2021-03-09 03:55:35.458044 Starting epoch 1 / 1
2021-03-09 03:56:36.880409 t = 50, loss = 0.0704
2021-03-09 03:57:30.339981 Got average loss of (0.06) last_lr = 0.01


In [33]:
model.eval()
loss = 0
for t, (enc_data, dec_data) in enumerate(test_loader):
  loss += estimator.calculate_loss(model, enc_data, dec_data).item()
loss = loss / (t+1)
print("\n","The test average loss:", round(loss, 4))
torch.save(model.state_dict(), pathlib.Path("models").joinpath("epoch_{0}_loss_{1}".format(30, round(loss, 4))))


 The test average loss: 0.0569


In [34]:
dataiter = iter(test_loader)
enc_data, dec_data = dataiter.next()
estimator.forcast(model, enc_data, dec_data, quantiles = quantiles, input_size = 1)

In [35]:
import matplotlib.image as mpimg 
import matplotlib.pyplot as plt 

img1=mpimg.imread( pathlib.Path(GRAPH_DIR).joinpath(str(1)+".png")) 
img2=mpimg.imread( pathlib.Path(GRAPH_DIR).joinpath(str(2)+".png")) 
img3=mpimg.imread( pathlib.Path(GRAPH_DIR).joinpath(str(3)+".png")) 
img4=mpimg.imread( pathlib.Path(GRAPH_DIR).joinpath(str(4)+".png")) 

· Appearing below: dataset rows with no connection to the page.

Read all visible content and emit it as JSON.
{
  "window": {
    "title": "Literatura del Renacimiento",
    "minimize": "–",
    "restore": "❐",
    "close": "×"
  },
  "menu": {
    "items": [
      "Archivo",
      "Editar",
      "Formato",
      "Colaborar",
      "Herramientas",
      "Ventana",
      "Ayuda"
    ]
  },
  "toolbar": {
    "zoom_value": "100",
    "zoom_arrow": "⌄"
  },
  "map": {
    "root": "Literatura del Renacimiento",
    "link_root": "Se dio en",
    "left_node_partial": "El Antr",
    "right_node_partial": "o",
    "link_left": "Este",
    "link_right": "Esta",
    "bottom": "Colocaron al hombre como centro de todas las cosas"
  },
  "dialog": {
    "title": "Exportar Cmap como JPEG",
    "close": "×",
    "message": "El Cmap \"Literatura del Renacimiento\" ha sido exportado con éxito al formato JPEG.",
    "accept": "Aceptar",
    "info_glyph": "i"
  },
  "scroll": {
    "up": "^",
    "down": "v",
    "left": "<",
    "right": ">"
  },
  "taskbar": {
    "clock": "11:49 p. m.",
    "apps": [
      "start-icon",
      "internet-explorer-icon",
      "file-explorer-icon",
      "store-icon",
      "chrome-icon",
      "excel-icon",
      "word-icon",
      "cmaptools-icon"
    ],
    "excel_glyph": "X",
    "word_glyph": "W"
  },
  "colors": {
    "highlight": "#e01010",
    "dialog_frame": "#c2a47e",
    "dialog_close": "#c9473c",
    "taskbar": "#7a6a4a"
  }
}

fig, ((ax1, ax2), (ax3, ax4)) = plt.subplots(2, 2,figsize=(14,8))
fig.tight_layout()
ax1.imshow(img1)
ax1.axis("off")
ax2.imshow(img2)
ax2.axis("off")
ax3.imshow(img3)
ax3.axis("off")
ax4.imshow(img4)
ax4.axis("off")

TypeError: Object does not appear to be a 8-bit string path or a Python file-like object

## The average consumption across all 370 households - a graphical summary

note: the average does not include zeros only

In [None]:
eldata = pd.read_csv('data\LD2011_2014.txt',
                 parse_dates=[0],
                 delimiter=";",
                 decimal=",")
eldata.rename({"Unnamed: 0": "timestamp"}, axis=1, inplace=True)

eldata=eldata.resample('H', on='timestamp').mean().reset_index()

el_mean=eldata[eldata!=0].set_index("timestamp").mean(axis=1)


## An illustration of the winter-summer cycles




The following graph shows the average consumption over several years.
The colors are arbitrary, illustrating the summer - winter seasons.



In [None]:
plt.figure(figsize=(16,8))
el_mean.loc["2011-1-1":"2011-4-19"].plot()
el_mean.loc["2011-4-20":"2011-11-19"].plot()
el_mean.loc["2011-11-20":"2012-4-19"].plot()
el_mean.loc["2012-4-20":"2012-11-19"].plot()

el_mean.loc["2012-11-20":"2013-4-19"].plot()
el_mean.loc["2013-4-20":"2013-11-19"].plot()

el_mean.loc["2013-11-20":"2014-4-19"].plot()
el_mean.loc["2014-4-20":"2014-11-19"].plot()
el_mean.loc["2014-11-20":"2015-1-31"].plot()


plt.tight_layout()

The minimum daily consumption has moderate yearly cycles, and the maximum has high cycles.